Bruxelles – “Promuovere lo sviluppo dell’Unione dei Mercati dei Capitali in Europa potrebbe creare un sistema finanziario ancora più volatile e quindi più esposto all’effetto domino”. E’ l’allarme lanciato dall’Ong Finance Watch, nell’ambito delle consultazioni pubbliche avviate dall’esecutivo comunitario su un progetto a cui la Commissione Juncker intende dar vita ento il 2019. Ma i rischi sono seri, a partire dalle basi su cui si fonda il progetto di unione finanziaria. L’Unione dei mercati dei capitali intende sviluppare il prestito non bancario (chiamato anche “sistema bancario collaterale” o “sistema bancario ombra”) ed il finanziamento del mercato dei capitali in Europa, con l’attenzione puntata su infrastrutture e piccole e medie imprese. Ma il fenomeno dello shadow banking è ritenuto come una delle cause della crisi, e la Bce nei giorni scorsi ha messo in guardia sui rischi legati ad un’espansione di questi sistema finanziario parallelo. Anche Finance Watch mette in guardia. Trasferire i rischi dalle banche agli istituti non bancari, come i fondi pensione, “non rende il sistema meno rischioso e potrebbe creare nuove forme di azzardo morale nel caso in cui, in futuro, i fondi pensione si trovino in crisi e debbano essere salvati con i soldi dei contribuenti”.
L’ong evidenzia altre criticità. In primo luogo, contrariamente a quanto sostiene la Commissione, l’Unione dei mercati di capitali “non darà un apporto significativo” in termini di crescita e occupazione. In secondo luogo, si rischia di creare nuove bolle dalle conseguenze disastrose.
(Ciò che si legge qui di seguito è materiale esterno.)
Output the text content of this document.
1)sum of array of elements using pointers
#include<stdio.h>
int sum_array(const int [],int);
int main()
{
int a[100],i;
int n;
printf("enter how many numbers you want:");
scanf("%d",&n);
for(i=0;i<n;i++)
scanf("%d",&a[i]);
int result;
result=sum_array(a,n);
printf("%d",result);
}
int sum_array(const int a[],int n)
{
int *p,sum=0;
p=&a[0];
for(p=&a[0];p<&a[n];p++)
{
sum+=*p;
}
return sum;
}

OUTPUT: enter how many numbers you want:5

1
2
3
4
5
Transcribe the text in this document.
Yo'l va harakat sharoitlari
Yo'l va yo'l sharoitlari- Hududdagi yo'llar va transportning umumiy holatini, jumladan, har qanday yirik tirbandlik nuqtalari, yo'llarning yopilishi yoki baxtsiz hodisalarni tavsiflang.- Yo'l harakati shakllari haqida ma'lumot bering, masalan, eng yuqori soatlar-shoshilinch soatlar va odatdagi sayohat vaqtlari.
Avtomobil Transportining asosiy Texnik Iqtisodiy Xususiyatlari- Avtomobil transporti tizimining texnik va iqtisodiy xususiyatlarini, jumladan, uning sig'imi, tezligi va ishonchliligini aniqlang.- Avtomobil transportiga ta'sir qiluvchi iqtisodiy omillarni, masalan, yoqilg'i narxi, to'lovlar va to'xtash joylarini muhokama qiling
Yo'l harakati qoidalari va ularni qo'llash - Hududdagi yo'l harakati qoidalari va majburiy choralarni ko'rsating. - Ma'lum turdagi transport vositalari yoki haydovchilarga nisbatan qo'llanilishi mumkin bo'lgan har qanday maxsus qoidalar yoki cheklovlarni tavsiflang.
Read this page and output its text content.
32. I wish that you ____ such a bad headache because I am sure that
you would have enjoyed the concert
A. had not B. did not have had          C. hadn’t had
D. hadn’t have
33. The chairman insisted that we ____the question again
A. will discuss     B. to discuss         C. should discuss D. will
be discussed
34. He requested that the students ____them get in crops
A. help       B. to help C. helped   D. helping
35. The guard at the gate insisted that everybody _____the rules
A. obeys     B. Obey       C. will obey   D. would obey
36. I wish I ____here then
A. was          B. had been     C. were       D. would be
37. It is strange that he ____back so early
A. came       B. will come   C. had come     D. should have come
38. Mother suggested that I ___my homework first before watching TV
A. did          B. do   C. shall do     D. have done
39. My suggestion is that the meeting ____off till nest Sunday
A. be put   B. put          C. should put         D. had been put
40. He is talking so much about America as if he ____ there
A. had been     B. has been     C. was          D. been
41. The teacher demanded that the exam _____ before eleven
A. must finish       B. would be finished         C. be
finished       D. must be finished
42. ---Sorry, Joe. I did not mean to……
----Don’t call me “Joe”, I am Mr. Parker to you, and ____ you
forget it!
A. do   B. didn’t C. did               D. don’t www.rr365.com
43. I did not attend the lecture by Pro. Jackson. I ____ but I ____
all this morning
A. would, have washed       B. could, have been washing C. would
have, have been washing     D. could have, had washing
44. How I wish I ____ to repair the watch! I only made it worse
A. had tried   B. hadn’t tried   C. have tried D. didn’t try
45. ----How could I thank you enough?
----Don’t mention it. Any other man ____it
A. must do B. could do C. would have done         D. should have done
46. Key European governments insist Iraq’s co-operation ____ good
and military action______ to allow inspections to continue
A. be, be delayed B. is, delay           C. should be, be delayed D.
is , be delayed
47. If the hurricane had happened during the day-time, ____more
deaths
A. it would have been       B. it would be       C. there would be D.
Uno strumento su cui si fonda il progetto allo studio a Bruxelles e la promozione delle cartolarizzazioni, ovvero l’emissione di titoli di debito negoziabili garantiti dal pagamento delle rate future dei prestiti, con cui però – avverte Finance Watch – “aumenteremo anche il rischio dell’effetto domino all’interno del nostro sistema”. Questo perchè le cartolarizzazioni emesse vengono spesso utilizzate dalle istituzioni finanziarie come garanzia per ottenere prestiti a breve scadenza. Da una tale ragnatela di contratti “si crea il rischio di contagio, nel caso in cui un anello di questa catena fallisca o comunque non sia in grado di rispettare la scadenza di pagamento a breve termine”. Il ricorso alla cartolarizzazione va dunque contingentato, o sostituito con meccanismi di incentivi a finanziamenti bancari a più lunga scadenza.
Ancora, altro fattore di rischio, la totale cancellazione di differenze tra istituti di risparmio e istituti di credito. Spingere tali risparmi privati nel mercato dei capitali “potrebbe generare ulteriori rischi per i piccoli risparmiatori”, secondo Finance Watch. Si dovrebbero perciò promuovere le relazioni tradizionali e il modelo di banca locale, in quanto “è stato dimostrato come tale modello garantisca maggiore stabilità e impegno al finanziamento dell’economia reale”. Ultima riserva, infine, sul bisogno di aumentare i partenariati pubblico-privati. Questi ultimi sono contratti a lungo termine tra una entitià del settore pubblico e una entità del settore privato, dove la società privata costruisce e cura la messa in opera di strutture come autostrade, ferrovie o altre infrastrutture pubbliche e viene pagata dall’istituzione pubblica attraverso un canone di affitto annuale o di utilizzo (ad esempio il pedaggio stradale). “La privatizzazione di beni quasi-pubblici, come le infrastrutture, sollevano una serie di preoccupazioni”. In particolare questi partenariati “spostano il costo dell’investimento sulle generazioni future e storicamente – continua la Ong – hanno dimostrato, in numerosi e documentati casi, uno scarso rapporto qualità-prezzo per i contribuenti”. Non solo. La privatizzazione delle infrastrutture potrebbe escludere dal loro utilizzo quei cittadini che non sono in grado di sostenerne la spesa.